Salah satu kendala yang mungkin dihadapi guru dalam hal pengelompokan heterogen adalah keberatan dari pihak siswa yang berkemampuan akademis tinggi (atau orang tua mereka pada tingkat sekolah dasar). Siswa dari kelompok ini bisa merasa “rugi” dan dimanfaatkan tanpa bisa mengambil manfaat apa-apa dalam kegiatan belajar cooperatve learning karena rekan-rekan mereka dalam kelompok tidak lebih pandai dari mereka. Tidak jarang, protes ini juga disampaikan kepada guru baik secara langsung maupun tidak. Kepada siswa ataupun orang tua semacam ini, perlu dijelaskan bahwa sebenarnya siswa dengan kemampuan akamis tinggi pun akan menarik manfaat secara kognitif atau efektif dalam kegiatan belajar Cooperative Learning bersama siswa lain dengan kemampuan yang kurang. Mengajar adalah guru yang terbaik. Dengan mengajarkan apa yang seseorang baru pelajari, dia akan lebih bisa menguasai atau menginternalisasi pengetahuan dan keterampilan barunya. Secara efektif, siswa berkemampuan akademis tinggi juga perlu melatih diri untuk bisa bekerja sama dan berbagi dengan mereka yang kurang.kemampuan bekerja sama ini akan sangat bermanfaat nantinya dalam dunia kerja dan kehidupan bermasyarakat.

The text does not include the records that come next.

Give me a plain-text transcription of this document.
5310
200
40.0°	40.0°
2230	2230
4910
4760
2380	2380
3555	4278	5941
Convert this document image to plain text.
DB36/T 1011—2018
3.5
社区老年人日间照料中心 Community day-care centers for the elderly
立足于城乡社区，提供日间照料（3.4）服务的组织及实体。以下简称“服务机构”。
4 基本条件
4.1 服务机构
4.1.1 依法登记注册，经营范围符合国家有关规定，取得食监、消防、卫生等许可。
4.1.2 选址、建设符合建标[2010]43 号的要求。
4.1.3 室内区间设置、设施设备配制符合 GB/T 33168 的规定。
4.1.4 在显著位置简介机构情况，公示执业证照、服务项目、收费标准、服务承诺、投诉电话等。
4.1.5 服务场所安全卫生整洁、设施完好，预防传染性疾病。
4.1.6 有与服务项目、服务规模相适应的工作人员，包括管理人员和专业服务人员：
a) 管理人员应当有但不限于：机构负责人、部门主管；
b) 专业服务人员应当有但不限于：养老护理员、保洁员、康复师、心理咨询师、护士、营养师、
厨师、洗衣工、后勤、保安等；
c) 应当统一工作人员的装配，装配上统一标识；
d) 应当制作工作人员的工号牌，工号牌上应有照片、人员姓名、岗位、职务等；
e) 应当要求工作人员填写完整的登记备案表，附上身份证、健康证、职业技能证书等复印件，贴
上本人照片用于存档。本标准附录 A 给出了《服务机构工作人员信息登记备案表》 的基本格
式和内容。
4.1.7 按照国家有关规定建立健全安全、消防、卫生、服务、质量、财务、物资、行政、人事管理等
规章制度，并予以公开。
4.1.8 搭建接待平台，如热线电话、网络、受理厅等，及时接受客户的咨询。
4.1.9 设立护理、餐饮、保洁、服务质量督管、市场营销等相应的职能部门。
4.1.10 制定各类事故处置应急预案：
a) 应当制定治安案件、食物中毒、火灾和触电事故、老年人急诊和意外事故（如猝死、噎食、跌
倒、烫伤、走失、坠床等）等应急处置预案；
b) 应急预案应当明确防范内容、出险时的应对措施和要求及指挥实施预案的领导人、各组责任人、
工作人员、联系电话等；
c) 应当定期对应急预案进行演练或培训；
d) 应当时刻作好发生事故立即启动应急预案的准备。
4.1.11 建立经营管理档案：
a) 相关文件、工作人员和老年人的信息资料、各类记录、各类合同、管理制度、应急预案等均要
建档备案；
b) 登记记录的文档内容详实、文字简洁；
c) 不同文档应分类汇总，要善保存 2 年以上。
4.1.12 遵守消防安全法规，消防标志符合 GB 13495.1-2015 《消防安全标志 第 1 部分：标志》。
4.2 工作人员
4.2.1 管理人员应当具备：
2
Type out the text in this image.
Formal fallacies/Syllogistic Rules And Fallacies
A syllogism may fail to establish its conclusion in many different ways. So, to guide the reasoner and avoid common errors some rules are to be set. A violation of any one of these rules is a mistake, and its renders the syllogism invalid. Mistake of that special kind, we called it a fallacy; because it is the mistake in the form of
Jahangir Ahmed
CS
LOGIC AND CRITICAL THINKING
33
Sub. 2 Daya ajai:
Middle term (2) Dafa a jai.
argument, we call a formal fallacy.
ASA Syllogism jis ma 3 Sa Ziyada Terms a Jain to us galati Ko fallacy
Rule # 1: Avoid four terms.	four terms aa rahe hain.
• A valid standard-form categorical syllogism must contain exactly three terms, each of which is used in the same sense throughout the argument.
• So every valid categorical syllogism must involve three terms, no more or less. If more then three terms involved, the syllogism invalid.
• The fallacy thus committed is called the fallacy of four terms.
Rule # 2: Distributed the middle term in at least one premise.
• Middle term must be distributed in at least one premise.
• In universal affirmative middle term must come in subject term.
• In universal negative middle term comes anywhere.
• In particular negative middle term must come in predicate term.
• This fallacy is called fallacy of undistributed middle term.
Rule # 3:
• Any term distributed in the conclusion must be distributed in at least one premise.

Jumlah anggota dalam satu kelompok bervariasi mulai dari 2 sampai dengan 5, menurut kesukaan guru dan kepentingan tugas . Tentu saja, masing-masing mempunyai kekurangannya.

Kelompok Berpasangan

Kelebihan:

  • meningkatkan partisipasi akan cocok untuk tugas sederhana
  • lebih banyak kesempatan untuk konstribusi masing-masing anggota kelompok
  • interaksi lebih mudah
  • lebih mudah dan cepat membentuknya.

Kekurangan:

· banyak kelompok yang melapor dan perlu dimonitor

· lebih sedikit ide yang muncul

· jika ada perselisihan,tidak ada penengah

Kelompok Bertiga

kelebihan :

  • Jumlah ganjil ;ada penengah
  • Lebih banyak kesempatan untuk konstribusi
  • masing-masing anggota kelompok
  • Intraksi lebih mudah

Kekurangan:

· Banyak kelompok yang akan melapor dan dimonitor

· Lebih sedikit ide yang muncul

· Lebih mudah dan cepat membentuknya

Kelompok Berempat

kelebihan :

  • Mudah dipecah menjadi berpasangan
  • Lebih banyak muncul
  • Lebih banyak tugas yang bisa dilakukan
  • Guru mudah memonitor

Kekurangan:

· Membutuhkan lebih banyak waktu

· Membutuhkan sosialisasi yang lebih baik

· Jumlah genap bisa menyulitkan proses pengambilan suara

· Kurang kesempatan untuk mentribusiin individu

· Siswa mudah melepaskan diri dari keterlibatan dan tidak memperhatikan

Kelompok Berlima

kelebihan :

  • Jumlah ganjil memudahkan proses pengambilan suara Lebih banyak muncul
  • Lebih banyak tugas yang Bisa dilakukan
  • Guru mudah memonitor Konstribusi.
  • Membutuhkan lebih banyak waktu

Kekurangan:

· Membutuhkan sosialisasi yang lebih baik

· Siswa mudah melepaskan diri dari keterlibatan dan tidak

memperhatikan

· Kurang kesempatan untuk individu

b. Semangat Gotong Royong

Agar kelompok bisa bekerja secara efektif dalam proses pembelajaran gotong royong,masing-masing anggota kelompok perlu mempunyai semangat gotong royong.Seperti dijelaskan didepan,semangat ini tidak diperoleh dalam sekejap.Semangat gotong royong ini bisa dirasakan dengan Pembina niat dan kiat siswa dalam bekerja sama dengan siswa-siswa yang lainnya.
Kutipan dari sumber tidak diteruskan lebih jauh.